Amino Acid Substitution Matrices

PAM: Percent Accepted Mutation.
A unit introduced by Dayhoff et al. to quantify the amount of evolutionary change in a protein sequence. 1.0 PAM unit is the amount of evolution that will change, on average, 1% of amino acids in a protein sequence. A PAM(x) substitution matrix is a look-up table in which scores for each amino acid substitution have been calculated based on the frequency of that substitution in closely related proteins that have a certain amount (x) of evolutionary divergence. [Taken from the NCBI Glossary - PAM definition]. 

How PAM matrices were derived:

  • Comparison of 71 groups of closely related proteins yielding 1,572 changes. (>85% identity)
  • Different PAM matrices are derived from the PAM 1 matrix by matrix multiplication
  • The matrices are converted to log odds matrices. (Frequency of change divided by probability of chance alignment converted to log base 2.)
  • A PAM 250 matrix has 250 point changes per 100 amino acids.  It is similar in stringency to a BLOSUM45 matrix

Dayhoff, Schwartz, and Orcutt (1978) Atlas Protein Seq.

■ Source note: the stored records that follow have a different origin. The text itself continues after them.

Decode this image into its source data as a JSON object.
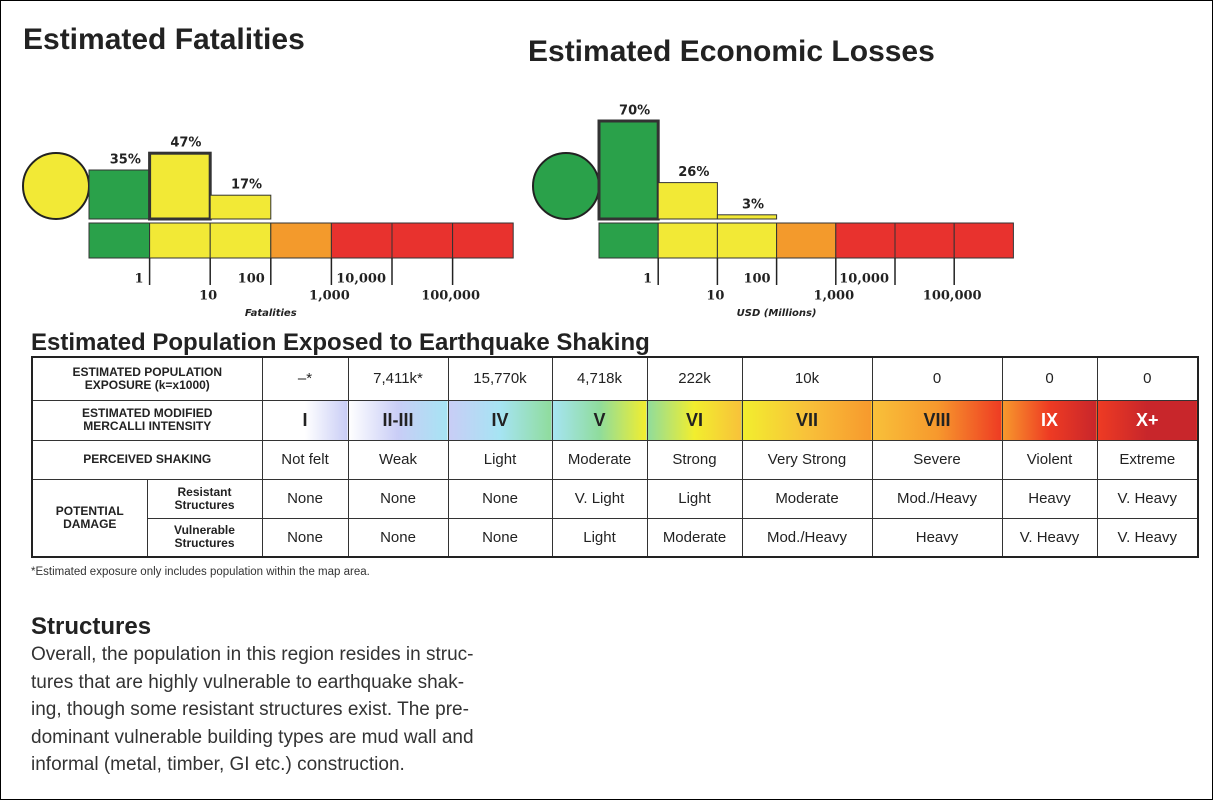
{
  "chart_data": [
    {
      "type": "bar",
      "title": "Estimated Fatalities",
      "values": [
        35,
        47,
        17
      ],
      "value_labels": [
        "35%",
        "47%",
        "17%"
      ],
      "colors": [
        "#2aa14a",
        "#f2e936",
        "#f2e936"
      ],
      "highlight": 1,
      "alert_color": "#f2e936",
      "scale_colors": [
        "#2aa14a",
        "#f2e936",
        "#f2e936",
        "#f39a2c",
        "#e8322e",
        "#e8322e",
        "#e8322e"
      ],
      "log_scale": true,
      "xticks": [
        1,
        10,
        100,
        {
          "value": 1000,
          "label": "1,000"
        },
        {
          "value": 10000,
          "label": "10,000"
        },
        {
          "value": 100000,
          "label": "100,000"
        }
      ],
      "xlabel": "Fatalities"
    },
    {
      "type": "bar",
      "title": "Estimated Economic Losses",
      "values": [
        70,
        26,
        3
      ],
      "value_labels": [
        "70%",
        "26%",
        "3%"
      ],
      "colors": [
        "#2aa14a",
        "#f2e936",
        "#f2e936"
      ],
      "highlight": 0,
      "alert_color": "#2aa14a",
      "scale_colors": [
        "#2aa14a",
        "#f2e936",
        "#f2e936",
        "#f39a2c",
        "#e8322e",
        "#e8322e",
        "#e8322e"
      ],
      "log_scale": true,
      "xticks": [
        1,
        10,
        100,
        {
          "value": 1000,
          "label": "1,000"
        },
        {
          "value": 10000,
          "label": "10,000"
        },
        {
          "value": 100000,
          "label": "100,000"
        }
      ],
      "xlabel": "USD (Millions)"
    }
  ],
  "section_title": "Estimated Population Exposed to Earthquake Shaking",
  "table": {
    "exposure": {
      "label": "ESTIMATED POPULATION\nEXPOSURE (k=x1000)",
      "cells": [
        "–*",
        "7,411k*",
        "15,770k",
        "4,718k",
        "222k",
        "10k",
        "0",
        "0",
        "0"
      ]
    },
    "intensity": {
      "label": "ESTIMATED MODIFIED\nMERCALLI INTENSITY",
      "cells": [
        "I",
        "II-III",
        "IV",
        "V",
        "VI",
        "VII",
        "VIII",
        "IX",
        "X+"
      ],
      "colors": [
        "#ffffff",
        "#c9cdf6",
        "#a6e4f3",
        "#8fdc9c",
        "#f2ee2e",
        "#f8c13a",
        "#f7992d",
        "#ee3b23",
        "#c8262b"
      ]
    },
    "shaking": {
      "label": "PERCEIVED SHAKING",
      "cells": [
        "Not felt",
        "Weak",
        "Light",
        "Moderate",
        "Strong",
        "Very Strong",
        "Severe",
        "Violent",
        "Extreme"
      ]
    },
    "damage": {
      "label": "POTENTIAL\nDAMAGE",
      "resistant": {
        "label": "Resistant\nStructures",
        "cells": [
          "None",
          "None",
          "None",
          "V. Light",
          "Light",
          "Moderate",
          "Mod./Heavy",
          "Heavy",
          "V. Heavy"
        ]
      },
      "vulnerable": {
        "label": "Vulnerable\nStructures",
        "cells": [
          "None",
          "None",
          "None",
          "Light",
          "Moderate",
          "Mod./Heavy",
          "Heavy",
          "V. Heavy",
          "V. Heavy"
        ]
      }
    }
  },
  "footnote": "*Estimated exposure only includes population within the map area.",
  "structures": {
    "title": "Structures",
    "lines": [
      "Overall, the population in this region resides in struc-",
      "tures that are highly vulnerable to earthquake shak-",
      "ing, though some resistant structures exist. The pre-",
      "dominant vulnerable building types are mud wall and",
      "informal (metal, timber, GI etc.) construction."
    ]
  }
}
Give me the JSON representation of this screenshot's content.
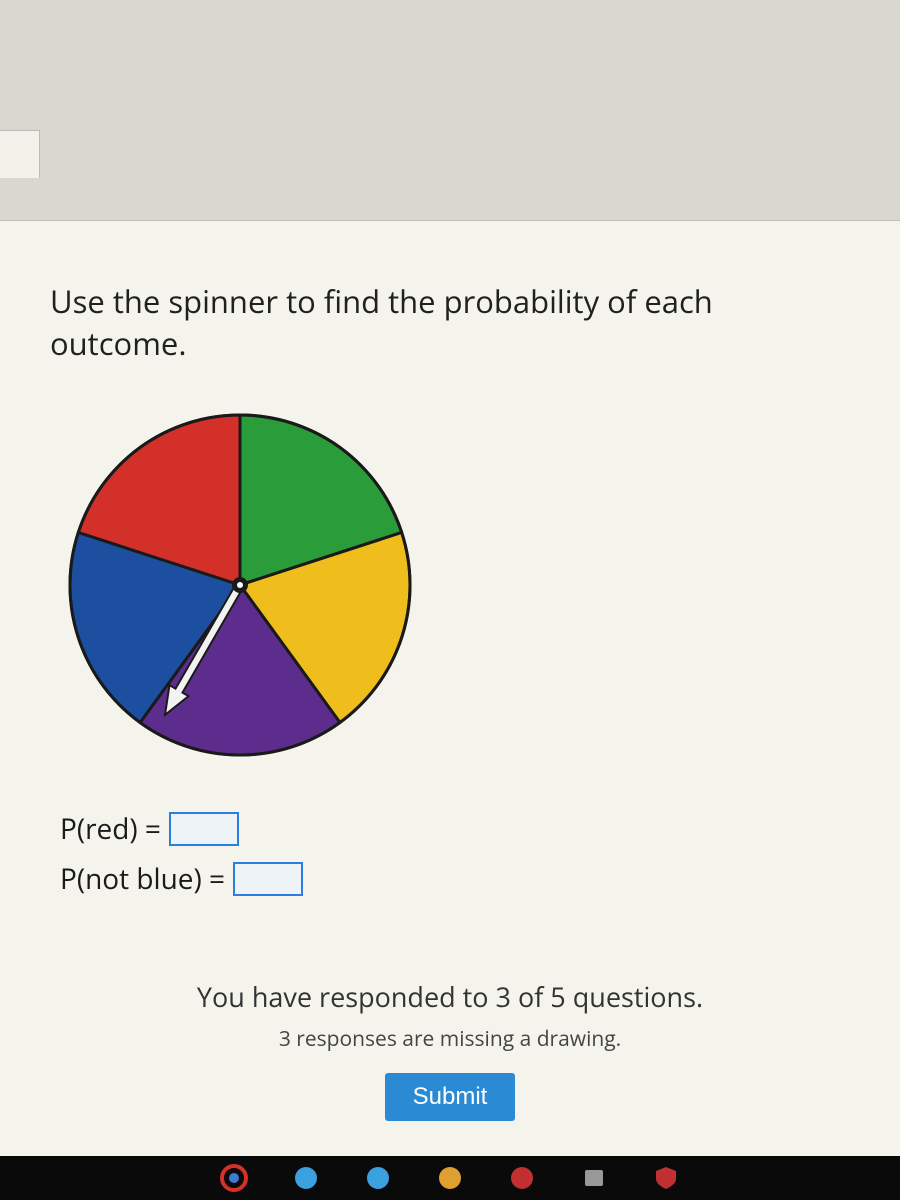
{
  "question": {
    "text": "Use the spinner to find the probability of each outcome."
  },
  "spinner": {
    "type": "pie",
    "radius": 170,
    "stroke_color": "#1a1a1a",
    "stroke_width": 3,
    "background_color": "#f4f4ed",
    "slices": [
      {
        "color": "#2a9c3a",
        "angle_deg": 72
      },
      {
        "color": "#f0be1c",
        "angle_deg": 72
      },
      {
        "color": "#5d2d8e",
        "angle_deg": 72
      },
      {
        "color": "#1d4fa0",
        "angle_deg": 72
      },
      {
        "color": "#d4302a",
        "angle_deg": 72
      }
    ],
    "start_angle_deg": -90,
    "arrow": {
      "angle_deg": 120,
      "length": 150,
      "head_width": 22,
      "head_length": 28,
      "shaft_width": 8,
      "fill": "#f2f2f2",
      "stroke": "#1a1a1a"
    },
    "hub": {
      "radius": 8,
      "fill": "#1a1a1a",
      "inner_fill": "#ffffff",
      "inner_radius": 3
    }
  },
  "answers": {
    "row1_label": "P(red) =",
    "row1_value": "",
    "row2_label": "P(not blue) =",
    "row2_value": "",
    "input_border_color": "#2a7de1",
    "input_bg_color": "#eef3f8"
  },
  "progress": {
    "main": "You have responded to 3 of 5 questions.",
    "sub": "3 responses are missing a drawing.",
    "submit_label": "Submit",
    "submit_bg": "#2a8ad4"
  },
  "taskbar": {
    "items": [
      {
        "name": "chrome-icon",
        "color": "#ffffff"
      },
      {
        "name": "edge-icon",
        "color": "#3aa0e0"
      },
      {
        "name": "folder-icon",
        "color": "#3aa0e0"
      },
      {
        "name": "app-icon",
        "color": "#e0a030"
      },
      {
        "name": "store-icon",
        "color": "#c03030"
      },
      {
        "name": "files-icon",
        "color": "#888888"
      },
      {
        "name": "security-icon",
        "color": "#c03030"
      }
    ]
  },
  "colors": {
    "page_bg": "#d8d8d0",
    "card_bg": "#f4f4ed",
    "text": "#1a1a1a"
  }
}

Struc. 5:345-352

BLOSUM:  Blocks Substitution Matrix.
A substitution matrix in which scores for each position are derived from observations of the frequencies of substitutions in blocks of local alignments in related proteins. Each matrix is tailored to a particular evolutionary distance. In the BLOSUM62 matrix, for example, the alignment from which scores were derived was created using sequences sharing no more than 62% identity. Sequences more identical than 62% are represented by a single sequence in the alignment so as to avoid over-weighting closely related family members. [Taken from the NCBI Glossary - BLOSUM definition]

How BLOSUM matrices were derived:

  • Based on comparisons of Blocks of sequences derived from the Blocks database 
  • The Blocks database contains a multiple alignment of ungapped segments corresponding to the most highly conserved regions of proteins. - (Thus emphasizes local alignment versus global alignment)

Henikoff, S.; Henikoff, J.G. (1992). Amino Acid Substitution Matrices from Protein Blocks. PNAS. 89 (22): 10915–10919. doi:10.1073/pnas.89.22.10915. PMC50453; PMID 1438297.

BLOSUM62 performed better than all versions of PAM matrices in finding more distant relationships between protein sequences in published comparisons from the reference above.  This is why it is usually the default choice of matrix for most BLAST programs.